Below are several ideas that can be used to beat the seat (that's my new phrase) and improve your health:

  • Stand in meetings - this can be a tricky one as standing in a meeting can make others feel awkward (especially if they don't lift heavy things like you do). Going back to my desk job days, I always tried to come up with some sort of excuse to stand in a meeting if everyone else was sitting.  I'd simply say that my back hurt if I sat down, or that standing simply made me "think on my feet....literally."
  • Erect a standing desk - a few of my clients have converted their typical sitting desks to the standing variety, and have had a ton of success in eliminating much of their back pain.  While the logistics can be tough, try it when you can and watch yourself become more awesome.
  • Conduct walking meetings - this one is covered in the blog post I shared above, so I don't need to go into too much detail.  But, I do remember that the few times I actually had a walking meeting with a boss, I can recall much more than any others.

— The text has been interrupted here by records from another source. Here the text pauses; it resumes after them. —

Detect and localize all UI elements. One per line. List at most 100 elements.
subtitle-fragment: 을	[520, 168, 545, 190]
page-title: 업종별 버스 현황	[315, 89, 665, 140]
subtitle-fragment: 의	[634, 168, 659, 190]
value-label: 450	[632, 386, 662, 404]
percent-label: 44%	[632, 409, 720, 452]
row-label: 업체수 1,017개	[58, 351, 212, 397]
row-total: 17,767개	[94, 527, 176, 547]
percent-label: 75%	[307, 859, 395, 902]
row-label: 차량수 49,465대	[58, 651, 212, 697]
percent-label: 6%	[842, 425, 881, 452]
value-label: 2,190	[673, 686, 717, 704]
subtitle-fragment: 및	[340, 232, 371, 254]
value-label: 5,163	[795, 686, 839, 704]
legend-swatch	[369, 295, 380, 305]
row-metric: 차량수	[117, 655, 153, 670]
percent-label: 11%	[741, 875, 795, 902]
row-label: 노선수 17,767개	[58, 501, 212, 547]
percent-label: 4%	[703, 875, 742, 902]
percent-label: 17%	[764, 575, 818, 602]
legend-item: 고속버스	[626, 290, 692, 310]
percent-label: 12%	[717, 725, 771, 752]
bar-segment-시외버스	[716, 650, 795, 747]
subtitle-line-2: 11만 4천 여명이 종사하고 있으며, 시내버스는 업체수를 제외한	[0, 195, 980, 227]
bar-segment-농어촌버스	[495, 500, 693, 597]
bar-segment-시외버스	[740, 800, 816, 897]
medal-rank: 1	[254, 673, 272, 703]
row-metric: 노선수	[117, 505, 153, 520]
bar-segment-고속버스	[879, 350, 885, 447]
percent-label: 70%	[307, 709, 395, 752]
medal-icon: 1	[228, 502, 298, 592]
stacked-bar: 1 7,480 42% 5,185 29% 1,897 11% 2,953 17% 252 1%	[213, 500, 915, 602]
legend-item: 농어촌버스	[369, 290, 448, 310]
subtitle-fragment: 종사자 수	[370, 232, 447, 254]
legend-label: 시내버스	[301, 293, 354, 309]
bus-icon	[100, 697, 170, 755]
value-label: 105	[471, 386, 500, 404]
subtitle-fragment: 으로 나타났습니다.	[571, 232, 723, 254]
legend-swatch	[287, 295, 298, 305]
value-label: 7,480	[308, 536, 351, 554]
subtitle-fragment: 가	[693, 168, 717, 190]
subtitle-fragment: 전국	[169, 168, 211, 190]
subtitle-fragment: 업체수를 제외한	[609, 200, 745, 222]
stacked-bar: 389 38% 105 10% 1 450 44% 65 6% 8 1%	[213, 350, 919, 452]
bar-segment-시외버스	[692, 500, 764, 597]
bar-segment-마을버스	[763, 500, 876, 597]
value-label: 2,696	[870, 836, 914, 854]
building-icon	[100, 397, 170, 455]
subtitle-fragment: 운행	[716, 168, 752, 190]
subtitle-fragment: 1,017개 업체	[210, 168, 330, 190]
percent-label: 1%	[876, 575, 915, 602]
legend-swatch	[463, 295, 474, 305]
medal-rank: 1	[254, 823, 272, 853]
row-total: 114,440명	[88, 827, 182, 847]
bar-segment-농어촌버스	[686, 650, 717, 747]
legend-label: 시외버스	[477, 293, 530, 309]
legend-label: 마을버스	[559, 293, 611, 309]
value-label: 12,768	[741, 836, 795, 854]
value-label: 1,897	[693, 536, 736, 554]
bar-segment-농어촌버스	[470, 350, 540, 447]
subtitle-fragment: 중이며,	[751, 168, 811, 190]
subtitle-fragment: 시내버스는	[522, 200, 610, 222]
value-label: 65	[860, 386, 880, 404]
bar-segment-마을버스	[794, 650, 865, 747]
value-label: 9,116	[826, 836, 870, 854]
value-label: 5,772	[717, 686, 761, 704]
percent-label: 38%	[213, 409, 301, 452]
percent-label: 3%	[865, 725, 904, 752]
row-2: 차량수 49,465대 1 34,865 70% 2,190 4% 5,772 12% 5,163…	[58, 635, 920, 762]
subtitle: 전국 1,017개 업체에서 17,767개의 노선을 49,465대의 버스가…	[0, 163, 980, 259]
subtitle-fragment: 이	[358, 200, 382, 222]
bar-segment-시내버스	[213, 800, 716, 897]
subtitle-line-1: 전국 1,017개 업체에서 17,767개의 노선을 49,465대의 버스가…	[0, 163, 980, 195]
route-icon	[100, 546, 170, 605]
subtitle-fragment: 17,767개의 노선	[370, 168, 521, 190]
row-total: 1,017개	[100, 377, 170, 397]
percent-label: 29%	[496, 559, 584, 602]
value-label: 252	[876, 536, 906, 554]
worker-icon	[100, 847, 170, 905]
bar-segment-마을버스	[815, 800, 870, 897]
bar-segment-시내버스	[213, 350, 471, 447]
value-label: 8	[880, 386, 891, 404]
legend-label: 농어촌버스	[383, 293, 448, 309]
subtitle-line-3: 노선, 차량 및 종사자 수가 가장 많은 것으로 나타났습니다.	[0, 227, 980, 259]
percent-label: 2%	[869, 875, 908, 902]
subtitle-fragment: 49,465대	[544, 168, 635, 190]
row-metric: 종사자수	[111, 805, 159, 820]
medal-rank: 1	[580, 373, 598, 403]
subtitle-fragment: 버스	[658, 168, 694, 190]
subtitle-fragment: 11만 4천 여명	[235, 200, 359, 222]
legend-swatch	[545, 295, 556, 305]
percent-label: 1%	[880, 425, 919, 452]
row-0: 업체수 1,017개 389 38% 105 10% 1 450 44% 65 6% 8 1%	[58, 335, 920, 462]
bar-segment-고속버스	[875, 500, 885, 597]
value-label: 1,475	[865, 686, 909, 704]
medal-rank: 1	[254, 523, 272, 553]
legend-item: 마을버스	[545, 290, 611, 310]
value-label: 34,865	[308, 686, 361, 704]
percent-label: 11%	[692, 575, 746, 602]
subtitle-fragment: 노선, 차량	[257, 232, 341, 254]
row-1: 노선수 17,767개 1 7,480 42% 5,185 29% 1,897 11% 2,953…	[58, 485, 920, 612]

  • Actually take a break every 2-3 hours to walk around - while the recommended amount of time to stand up and take a break is every hour, let's be realistic here.  Not only is taking break a hard thing to do from a concentration perspective, but sometimes, there's just certain people around the office that you don't want to run into.  Antisocial commentary aside, by taking a break every few hours you can take a longer break, avoid them, and walk more.

So, is sitting the next great killer?  The jury is probably out on that one, as there are many more issues that can affect our nation's health (processed food, the loss of social interactions, just to name a few).  But, do what you can to get out of your chair!